Klamath Basin water issues are complex, for what used to be a natural system is now heavily managed. Due to changes in hydrologic conditions and the river ecology, complex plans and biological opinions (BiOp) are needed to strike a balance among competing demands for increasingly scarce water. This includes the recent three-year interim plan for the Bureau’s Klamath Irrigation Project operations. Earlier this year, the Tribe, Reclamation, and irrigators secured the plan that provided for adequate springtime flows to mitigate the salmon disease outbreak and to support needed habitat.
The flushing flows, which help prevent fish disease outbreak, have recently been mischaracterized. Contrary to many reports, this season’s flushing flows did not come from water allocated to agriculture. Nor were they the result of any request from the Tribe or the interim plan. This year’s flushing flows are part of the Reclamation’s formal operations plan as they were in 2019.
Do the flushing flows work? Yes, and they are essential. An independent peer-review by Reclamation found that flushing flows are the best way of controlling the C. shasta fish disease in the Klamath River. May and June are the critical months for salmon, when the disease risk is at its worst and the need for habitat flows the greatest. Early May monitoring results showed salmon infection rates were at 98 percent with 90 percent of those infections so severe they will likely be fatal. Without these flows, the Klamath salmon will succumb to disease.
The Yurok Tribe has always been a fishing tribe and the Klamath River has always been our home. Since time immemorial, the Tribe has managed its natural resources, for we depend on salmon for ceremonies, food and income. However, we haven’t had a meaningful commercial fishery in four of the last five years. In 2016, 2017 and 2018, stocks were too low to support a commercial fishery, and in 2019 the fish did not arrive as projected; in 2017 we also closed our subsistence fall Chinook fishery for the first time in history. This has a tremendous negative impact on our community, culture, and the passing of tribal traditions from one generation to the next.

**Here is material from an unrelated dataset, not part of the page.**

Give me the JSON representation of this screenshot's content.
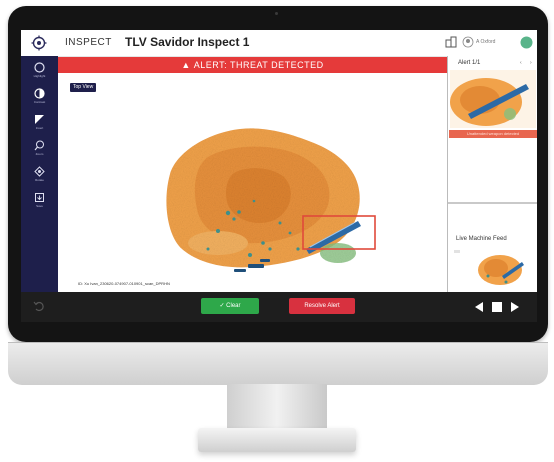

We are all facing a devastating predicament this year. We understand there is not enough water to fulfill all of our needs. The Tribe has worked collaboratively and made voluntary concessions to help meet the needs upstream as well as downstream. But, very suddenly and without warning, Reclamation made the unilateral decision to cut off water flows in clear violation of an agreement reached in good faith.
Reclamation’s decision to abandon the new operation plan again divides communities into winners and losers and made us point fingers at each other. Sadly, everyone dependent on the Klamath Basin has found themselves on the losing side of a poor water management plan and a system that is overallocated.
We cannot simply retreat to our corners now. The Yurok Tribe believes that creative solutions to this dilemma can be found through mutual dialogue and flexibility. We need management that supports our needs and benefits from our expertise. We need this now.
Frankie Myers is the Yurok Tribe’s Vice-Chairman, a traditional fisher and culture bearer.